High Temperature Superconductivity

Our HTS product portfolio underpins the three following key sub-applications of HTS research/testing cryostats:

HTS Joint Fusion

• HTS Fusion is an exciting and transformative approach to achieving practical nuclear fusion as a clean and abundant energy source. It leverages superconducting materials that can maintain their superconducting properties at higher temperatures than traditional superconductors, making fusion reactors more compact and cost-effective. This innovation holds the potential to significantly enhance the efficiency and energy output of fusion reactors, bringing us closer to the goal of harnessing the power of nuclear fusion.

Nuclear Fusion

• Nuclear fusion is the process by which two light atomic nuclei combine to form a single heavier one while releasing massive amounts of energy. Fusion reactions take place in a state of matter called plasma- a hot, charged gas made of positive ions and free-moving electrons. Once the nuclei come within a very close range of each other, the attractive nuclear force between them will outweigh the electrical repulsion and allow them to fuse. For this to happen the nuclei should be confined in a small space to increase the chances of collision. If nuclear fusion could be replicated on Earth at an industrial scale, it could provide limitless clean, safe and affordable energy. 

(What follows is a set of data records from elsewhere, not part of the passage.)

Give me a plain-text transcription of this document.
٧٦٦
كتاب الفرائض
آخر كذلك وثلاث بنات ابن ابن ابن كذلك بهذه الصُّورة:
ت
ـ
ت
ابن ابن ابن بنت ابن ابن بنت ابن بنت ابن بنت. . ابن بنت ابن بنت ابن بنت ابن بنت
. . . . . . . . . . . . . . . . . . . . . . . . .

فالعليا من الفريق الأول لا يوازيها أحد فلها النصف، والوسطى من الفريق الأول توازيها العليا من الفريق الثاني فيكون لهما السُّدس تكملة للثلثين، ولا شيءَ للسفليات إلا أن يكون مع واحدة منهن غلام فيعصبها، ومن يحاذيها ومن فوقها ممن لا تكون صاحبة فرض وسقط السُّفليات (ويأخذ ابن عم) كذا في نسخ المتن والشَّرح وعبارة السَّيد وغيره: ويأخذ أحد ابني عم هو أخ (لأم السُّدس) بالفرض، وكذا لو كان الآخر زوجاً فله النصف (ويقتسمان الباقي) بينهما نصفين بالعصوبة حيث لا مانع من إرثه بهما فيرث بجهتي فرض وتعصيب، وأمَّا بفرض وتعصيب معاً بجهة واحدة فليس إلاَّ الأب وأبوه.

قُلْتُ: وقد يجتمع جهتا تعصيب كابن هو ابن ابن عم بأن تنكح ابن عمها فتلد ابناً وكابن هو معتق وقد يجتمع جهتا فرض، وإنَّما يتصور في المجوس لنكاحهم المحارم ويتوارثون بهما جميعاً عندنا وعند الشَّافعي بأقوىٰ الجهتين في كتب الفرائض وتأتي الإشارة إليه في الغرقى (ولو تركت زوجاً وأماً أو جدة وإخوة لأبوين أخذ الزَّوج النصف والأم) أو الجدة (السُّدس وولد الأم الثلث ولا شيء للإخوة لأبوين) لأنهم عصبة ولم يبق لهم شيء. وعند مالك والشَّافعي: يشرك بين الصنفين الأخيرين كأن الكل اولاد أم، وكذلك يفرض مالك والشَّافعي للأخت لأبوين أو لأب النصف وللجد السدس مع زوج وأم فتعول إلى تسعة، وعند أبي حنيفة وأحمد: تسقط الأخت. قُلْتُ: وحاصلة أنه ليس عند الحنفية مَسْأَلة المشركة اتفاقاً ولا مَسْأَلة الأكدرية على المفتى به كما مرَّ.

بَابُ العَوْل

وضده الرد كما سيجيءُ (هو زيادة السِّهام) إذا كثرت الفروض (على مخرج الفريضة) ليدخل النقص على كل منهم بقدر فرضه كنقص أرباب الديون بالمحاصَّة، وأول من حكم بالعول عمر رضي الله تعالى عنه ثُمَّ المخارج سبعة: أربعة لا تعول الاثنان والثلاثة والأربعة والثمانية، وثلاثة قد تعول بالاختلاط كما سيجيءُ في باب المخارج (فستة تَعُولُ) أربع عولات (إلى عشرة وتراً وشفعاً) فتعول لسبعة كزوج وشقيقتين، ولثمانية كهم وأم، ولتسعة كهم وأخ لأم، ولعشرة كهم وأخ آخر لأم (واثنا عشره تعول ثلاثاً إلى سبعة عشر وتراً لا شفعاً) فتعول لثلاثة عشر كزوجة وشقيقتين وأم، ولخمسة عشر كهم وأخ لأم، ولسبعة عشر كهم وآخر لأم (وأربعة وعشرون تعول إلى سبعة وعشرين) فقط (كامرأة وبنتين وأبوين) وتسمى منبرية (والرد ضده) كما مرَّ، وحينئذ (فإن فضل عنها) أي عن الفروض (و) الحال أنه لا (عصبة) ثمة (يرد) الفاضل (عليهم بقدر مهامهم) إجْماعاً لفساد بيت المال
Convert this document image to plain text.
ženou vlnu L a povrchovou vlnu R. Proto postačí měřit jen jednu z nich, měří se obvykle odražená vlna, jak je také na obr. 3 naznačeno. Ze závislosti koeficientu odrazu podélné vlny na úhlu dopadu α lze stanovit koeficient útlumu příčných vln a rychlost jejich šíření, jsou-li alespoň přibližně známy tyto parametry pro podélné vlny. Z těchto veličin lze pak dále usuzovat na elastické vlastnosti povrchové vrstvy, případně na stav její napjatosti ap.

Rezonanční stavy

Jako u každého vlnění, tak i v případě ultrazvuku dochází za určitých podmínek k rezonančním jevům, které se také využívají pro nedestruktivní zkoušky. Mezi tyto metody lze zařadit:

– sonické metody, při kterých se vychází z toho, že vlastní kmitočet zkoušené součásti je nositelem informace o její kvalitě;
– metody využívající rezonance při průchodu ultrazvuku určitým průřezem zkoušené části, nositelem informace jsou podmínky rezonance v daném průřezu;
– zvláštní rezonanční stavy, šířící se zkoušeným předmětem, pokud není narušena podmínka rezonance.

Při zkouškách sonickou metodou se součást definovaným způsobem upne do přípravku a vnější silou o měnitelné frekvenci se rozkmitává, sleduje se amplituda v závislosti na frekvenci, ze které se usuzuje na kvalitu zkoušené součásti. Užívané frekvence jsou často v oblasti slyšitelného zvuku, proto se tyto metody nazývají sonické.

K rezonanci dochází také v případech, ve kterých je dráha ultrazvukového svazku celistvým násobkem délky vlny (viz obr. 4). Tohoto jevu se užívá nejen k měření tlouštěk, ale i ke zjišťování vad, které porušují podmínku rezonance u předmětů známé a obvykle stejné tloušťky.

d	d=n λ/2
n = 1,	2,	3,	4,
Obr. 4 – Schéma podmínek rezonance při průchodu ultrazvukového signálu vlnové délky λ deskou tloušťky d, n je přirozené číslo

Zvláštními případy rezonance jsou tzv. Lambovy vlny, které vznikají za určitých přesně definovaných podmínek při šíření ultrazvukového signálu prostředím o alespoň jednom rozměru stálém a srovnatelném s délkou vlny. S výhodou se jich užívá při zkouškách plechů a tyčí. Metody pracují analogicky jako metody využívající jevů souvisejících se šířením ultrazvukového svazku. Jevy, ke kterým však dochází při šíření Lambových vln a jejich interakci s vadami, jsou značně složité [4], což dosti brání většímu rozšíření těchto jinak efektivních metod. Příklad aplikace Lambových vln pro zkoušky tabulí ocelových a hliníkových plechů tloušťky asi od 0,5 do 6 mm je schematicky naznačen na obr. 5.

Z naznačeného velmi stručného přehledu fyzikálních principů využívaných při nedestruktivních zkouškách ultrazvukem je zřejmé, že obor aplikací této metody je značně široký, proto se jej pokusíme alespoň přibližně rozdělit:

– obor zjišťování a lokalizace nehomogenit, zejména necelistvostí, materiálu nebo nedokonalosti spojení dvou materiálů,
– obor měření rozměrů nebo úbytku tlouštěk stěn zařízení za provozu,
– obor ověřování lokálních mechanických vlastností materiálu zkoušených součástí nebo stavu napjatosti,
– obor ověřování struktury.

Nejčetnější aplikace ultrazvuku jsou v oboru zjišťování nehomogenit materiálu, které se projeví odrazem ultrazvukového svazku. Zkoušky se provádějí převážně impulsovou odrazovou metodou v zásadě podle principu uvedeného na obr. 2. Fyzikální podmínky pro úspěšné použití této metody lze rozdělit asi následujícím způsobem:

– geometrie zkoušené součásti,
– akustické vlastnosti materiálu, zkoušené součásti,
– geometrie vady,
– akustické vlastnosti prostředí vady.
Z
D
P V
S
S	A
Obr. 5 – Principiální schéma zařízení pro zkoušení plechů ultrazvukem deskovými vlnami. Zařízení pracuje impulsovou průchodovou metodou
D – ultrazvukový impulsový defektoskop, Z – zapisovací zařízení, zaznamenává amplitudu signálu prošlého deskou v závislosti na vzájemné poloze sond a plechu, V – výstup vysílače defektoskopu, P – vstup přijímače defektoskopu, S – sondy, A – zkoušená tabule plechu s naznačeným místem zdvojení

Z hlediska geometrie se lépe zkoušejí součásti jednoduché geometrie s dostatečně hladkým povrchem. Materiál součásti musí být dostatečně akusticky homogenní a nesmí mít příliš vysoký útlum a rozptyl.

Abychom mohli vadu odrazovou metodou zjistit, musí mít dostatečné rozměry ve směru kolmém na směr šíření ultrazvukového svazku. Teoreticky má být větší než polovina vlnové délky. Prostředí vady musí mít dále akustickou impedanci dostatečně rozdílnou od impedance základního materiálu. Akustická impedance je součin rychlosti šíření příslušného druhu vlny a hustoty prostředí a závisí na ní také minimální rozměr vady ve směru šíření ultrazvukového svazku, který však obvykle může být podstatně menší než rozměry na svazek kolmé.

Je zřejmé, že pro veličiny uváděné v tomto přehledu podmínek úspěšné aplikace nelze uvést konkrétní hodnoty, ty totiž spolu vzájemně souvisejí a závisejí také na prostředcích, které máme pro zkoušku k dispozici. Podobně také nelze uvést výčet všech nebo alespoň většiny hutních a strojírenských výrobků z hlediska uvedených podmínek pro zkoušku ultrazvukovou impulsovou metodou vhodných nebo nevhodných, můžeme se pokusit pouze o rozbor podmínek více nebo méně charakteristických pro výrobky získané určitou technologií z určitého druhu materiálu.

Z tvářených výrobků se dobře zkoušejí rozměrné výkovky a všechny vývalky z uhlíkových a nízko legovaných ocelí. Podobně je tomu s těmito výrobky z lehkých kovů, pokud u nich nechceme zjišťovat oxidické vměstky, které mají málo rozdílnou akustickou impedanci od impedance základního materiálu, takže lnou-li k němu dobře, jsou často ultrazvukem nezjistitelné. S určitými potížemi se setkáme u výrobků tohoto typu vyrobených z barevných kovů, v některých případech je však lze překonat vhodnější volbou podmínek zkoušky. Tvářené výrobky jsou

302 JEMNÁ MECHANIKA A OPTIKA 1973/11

Emission Free Air Transport (EFATS)

• The presence of a cold source, in the form of liquid hydrogen, alongside superconducting promises to unlock new possibilities. The high-temperature superconducting technologies are emerging as a promising solution to the power-to-weight issue that current aircraft suffer with, by increasing power density in the propulsion chain while significantly lowering the mass of the distribution system. These technologies can significantly boost the performance of electric and hybrid electric propulsion systems in future low-emission aircraft.